The lingering impacts of the coronavirus pandemic will soon reportedly prompt the six licensed casino operators in Macau to detail combined second-quarter deficits in earnings before interest, tax, depreciation and amortization of over $1 billion.

According to a report from Inside Asian Gaming, this is the forecast of global brokerage and investments firm Morgan Stanley regarding the upcoming financial results for SJM Holdings Limited, Melco Resorts and Entertainment Limited, MGM China Holdings Limited, Galaxy Entertainment Group Limited and the local Sands China Limited and Wynn Macau Limited subordinates of Las Vegas Sands Corporation and Wynn Resorts Limited respectively.

Lasting lull:

The threat of the potentially-deadly ailment led officials in Macau to shutter every one of the enclave’s 39 commercial casinos for a 15-day period from February 4. Although these venues have since re-opened, the source explained that they have been consequently struggling to attract gamblers owing to a strict set of coronavirus-related travel restrictions and social distancing protocols.

Significant shortfall:

Morgan Stanley analysts Gareth Leung and Praveen Choudhary reportedly announced that the six Macau casino operators are expected to chalk up aggregated second-quarter losses in earnings before interest, tax, depreciation and amortization of approximately $1.04 billion with one of the biggest loser being Sands China Limited courtesy of a $286 million shortfall. The pair purportedly also asserted that Melco Resorts and Entertainment Limited is projected to record a similarly-dismal deficit of $205 million to make the three-month period the ‘worst quarter ever’ for the local casino industry.

Responsible reaction:

However, Leung and Choudhary reportedly declared that the results could conversely ‘provide a glimpse into operating expenses’ and who had ‘managed to reduce the most and what proportion of the cut is sustainable.’ They purportedly clarified that this would likely reveal the companies who had been better able to control their operating expenses with the combined daily rate appearing to have already dropped by 21% year-on-year to around $15 million.

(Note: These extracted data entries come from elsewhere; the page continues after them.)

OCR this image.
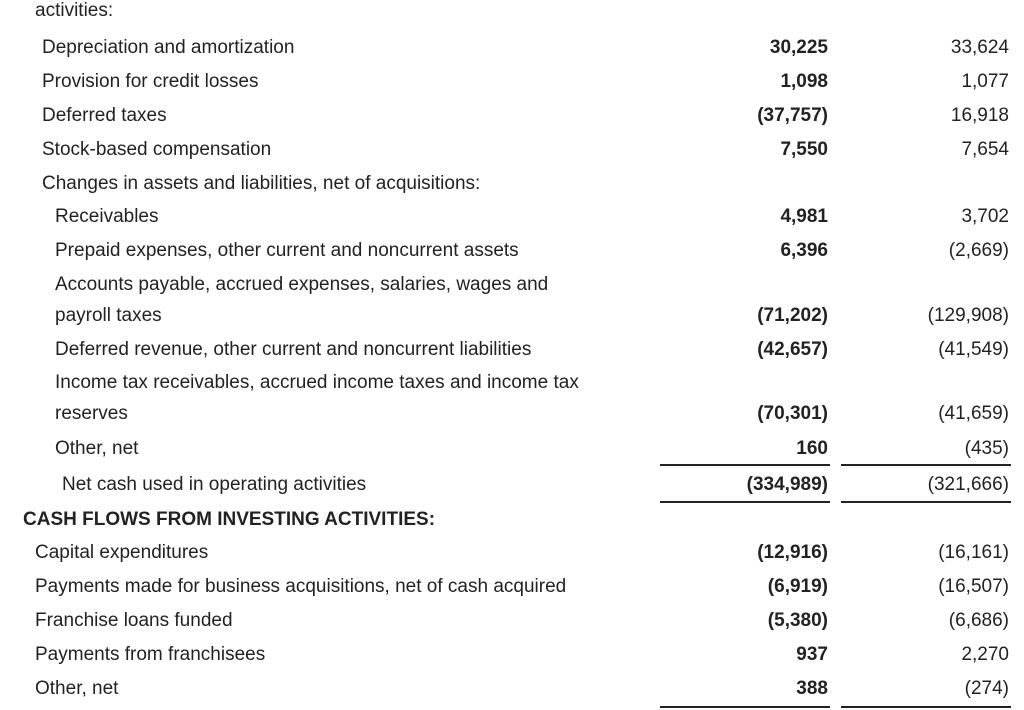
activities:
Depreciation and amortization	30,225	33,624
Provision for credit losses	1,098	1,077
Deferred taxes	(37,757)	16,918
Stock-based compensation	7,550	7,654
Changes in assets and liabilities, net of acquisitions:
Receivables	4,981	3,702
Prepaid expenses, other current and noncurrent assets	6,396	(2,669)
Accounts payable, accrued expenses, salaries, wages and
payroll taxes	(71,202)	(129,908)
Deferred revenue, other current and noncurrent liabilities	(42,657)	(41,549)
Income tax receivables, accrued income taxes and income tax
reserves	(70,301)	(41,659)
Other, net	160	(435)
Net cash used in operating activities	(334,989)	(321,666)
CASH FLOWS FROM INVESTING ACTIVITIES:
Capital expenditures	(12,916)	(16,161)
Payments made for business acquisitions, net of cash acquired	(6,919)	(16,507)
Franchise loans funded	(5,380)	(6,686)
Payments from franchisees	937	2,270
Other, net	388	(274)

Reportedly read a statement from Leung and Choudhary…

Macau stocks rose 21% in the second quarter to outperform the Hang Seng Index by 15 percentage points. We think the market believes the worst is behind us and pent up demand and removal of overseas destinations as a choice could drive upside to estimates. While the second-quarter numbers may not provide when the travel restrictions will be lifted or how big 2021 could be, it can answer two questions in who controlled costs the most and who lost the least as a percentage of enterprise value.”